Jan Wong, author of Red China Blues: My Long March From Mao to Now used to write a column in The Globe and Mail newspaper wherein she took celebrity guests to lunch and conducted a no-holds-barred interview. Lunch With is a collection of past newspaper columns. Wong had developed a reputation for sometimes (some would say often) skewering her guests in print and several of these guests openly wondered why they were putting themselves through such journalistic torture, before even glancing at the menu. In fact, many of the guests felt betrayed and Wong writes about the lawyers and press agents who contacted her afterward.
Perhaps times have changed in interview techniques since the first “Lunch With” column was published in the late nineties, or, as I am more likely to agree with, Wong and I are much alike in our journalistic style, so that I don’t feel that any of her columns are insensitive, self-serving or bullying. I spent many moments in the staff lunchroom laughing with a full mouth over these columns. Wong has reproduced sixty-one of her “Lunch With” interviews and followed up with all the letters to the editor that poured in afterward.
Wong divided her book into themes, with interview sections devoted to “Fellow Scribblers”, “Political Animals”, “Movie Makers” and so on. She interviews Rosemary Altea, a psychic who claims to be able to communicate with both dead people and dead pets, and while other interviewers may have been impressed:
“She stunned Larry King, who is easily stunned, by describing his dead parents. And she reduced a sympathetic New York Times reporter to tears by supposedly communicating with the journalist’s late husband.”
Wong herself will have none of this and tells Altea to her face whenever she is wrong (which is often). I myself have never visited a psychic but I lived vicariously through Wong as she exposed these charlatans for what they self-deludedly believe they are capable of.
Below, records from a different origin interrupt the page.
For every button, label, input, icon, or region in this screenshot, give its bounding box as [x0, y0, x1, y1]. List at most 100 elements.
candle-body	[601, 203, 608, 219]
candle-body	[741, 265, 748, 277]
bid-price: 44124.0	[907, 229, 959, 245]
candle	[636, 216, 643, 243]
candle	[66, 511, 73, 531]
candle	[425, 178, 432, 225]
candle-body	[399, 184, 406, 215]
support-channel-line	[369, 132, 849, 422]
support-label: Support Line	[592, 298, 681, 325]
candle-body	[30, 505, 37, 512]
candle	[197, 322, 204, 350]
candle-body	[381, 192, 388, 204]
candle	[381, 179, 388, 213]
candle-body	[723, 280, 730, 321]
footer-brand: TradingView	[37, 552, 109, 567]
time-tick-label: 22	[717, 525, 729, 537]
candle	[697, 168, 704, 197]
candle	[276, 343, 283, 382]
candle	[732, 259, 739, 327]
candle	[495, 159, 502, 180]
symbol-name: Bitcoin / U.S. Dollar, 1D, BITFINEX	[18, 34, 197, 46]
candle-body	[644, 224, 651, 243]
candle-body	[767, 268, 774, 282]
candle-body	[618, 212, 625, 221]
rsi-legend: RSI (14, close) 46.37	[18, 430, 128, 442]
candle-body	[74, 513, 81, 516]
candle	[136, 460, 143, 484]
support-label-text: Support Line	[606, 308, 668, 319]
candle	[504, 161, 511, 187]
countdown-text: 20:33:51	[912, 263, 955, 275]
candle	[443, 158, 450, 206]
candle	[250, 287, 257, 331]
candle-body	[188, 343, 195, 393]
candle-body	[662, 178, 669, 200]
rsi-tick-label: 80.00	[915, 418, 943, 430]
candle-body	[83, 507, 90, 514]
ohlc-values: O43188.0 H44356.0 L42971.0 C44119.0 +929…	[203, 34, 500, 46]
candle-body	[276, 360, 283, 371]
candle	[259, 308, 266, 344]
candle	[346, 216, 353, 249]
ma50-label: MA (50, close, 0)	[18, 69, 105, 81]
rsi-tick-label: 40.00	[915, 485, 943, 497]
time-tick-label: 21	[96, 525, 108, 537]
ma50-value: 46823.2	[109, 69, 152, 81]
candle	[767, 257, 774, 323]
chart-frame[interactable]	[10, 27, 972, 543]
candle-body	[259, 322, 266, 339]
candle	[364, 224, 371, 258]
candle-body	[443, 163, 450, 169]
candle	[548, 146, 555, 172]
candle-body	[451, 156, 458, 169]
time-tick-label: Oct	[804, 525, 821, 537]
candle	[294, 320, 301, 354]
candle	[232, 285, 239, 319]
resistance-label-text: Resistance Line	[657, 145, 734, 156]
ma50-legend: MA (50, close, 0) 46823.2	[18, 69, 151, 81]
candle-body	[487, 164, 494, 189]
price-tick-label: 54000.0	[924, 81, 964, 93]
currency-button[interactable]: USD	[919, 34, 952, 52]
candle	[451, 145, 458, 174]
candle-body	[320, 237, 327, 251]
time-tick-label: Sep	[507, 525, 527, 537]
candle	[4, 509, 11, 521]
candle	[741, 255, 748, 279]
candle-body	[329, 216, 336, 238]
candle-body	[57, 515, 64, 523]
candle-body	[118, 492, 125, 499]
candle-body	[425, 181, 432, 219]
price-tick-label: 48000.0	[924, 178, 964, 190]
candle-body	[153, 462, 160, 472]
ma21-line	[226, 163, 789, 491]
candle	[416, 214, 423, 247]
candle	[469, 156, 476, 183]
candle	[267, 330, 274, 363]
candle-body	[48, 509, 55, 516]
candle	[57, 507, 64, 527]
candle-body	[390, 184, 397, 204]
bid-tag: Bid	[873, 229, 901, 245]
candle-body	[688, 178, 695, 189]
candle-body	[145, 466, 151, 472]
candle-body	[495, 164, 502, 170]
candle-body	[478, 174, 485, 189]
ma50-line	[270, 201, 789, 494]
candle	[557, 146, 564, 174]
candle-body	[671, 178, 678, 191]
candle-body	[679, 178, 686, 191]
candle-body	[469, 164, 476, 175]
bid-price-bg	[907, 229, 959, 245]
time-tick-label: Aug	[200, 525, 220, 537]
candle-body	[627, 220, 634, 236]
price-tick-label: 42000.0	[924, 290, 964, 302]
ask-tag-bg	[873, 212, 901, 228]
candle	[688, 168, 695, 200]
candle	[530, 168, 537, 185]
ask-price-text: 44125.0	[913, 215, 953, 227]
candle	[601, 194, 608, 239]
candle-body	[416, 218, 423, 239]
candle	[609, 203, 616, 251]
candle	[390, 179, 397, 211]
Eartha Kitt, whose autobiography I’m Still Here I have reviewed, repeats the same stories from her childhood over and over. Don’t take this as a dig against the great Miss Kitt, but whenever I caught a TV interview with her she would break down into painfully obvious mock tears as she described poking through trashcans for her next meal. I felt that I could predict what she would tell Wong next…and I was right.
I particularly liked her lunch interview with reviled food critic Marion Warhaft. In her lunch preparations, Wong always picks the restaurant and tries to tie it in with the guest she is interviewing. For Warhaft, however, it was a near impossible task since she had given so many negative reviews:
“Fed up with her lukewarm reviews, sixty restaurant owners banded together and tried to get her fired. They also banned her from their restaurants. As the daughter of a restaurateur, I was intrigued. I left it up to Warhaft to pick a place for Lunch.”
I was most touched by her lunches with Yo-Yo Ma, Denny Doherty (the Canadian member of the Mamas and the Papas who died in Mississauga and whose funerary wake I attended) and with George Cohon (the senior chairman of McDonald’s Canada for whom she suggested dining at either Wendy’s or Burger King).
The book’s last two lunches were with members of Wong’s own family. After the first interview, with her favourite Aunt Ming, even her own family was wary of her, and worried what she’d write about them in her next column.
Reread some of the funniest “Lunch With” columns in this collection. After Red China Blues, I knew I was in for a good old laugh and Wong certainly gave me a riot of a time as she lunched with five dozen guests, including Alex Trebek, Grace Slick, Suzanne Somers and Mel Lastman.
I have included the front cover of the hardcover edition. I always show a photo of the actual book that I read when I post reviews to LiveJournal. The back cover I feel is even better, and Wong used a mirror-image of the back cover for the front cover of the paperback edition:
Note however that in using a reversal of this photo, the paperback cover shows Wong writing with her right hand. Wong is a leftie.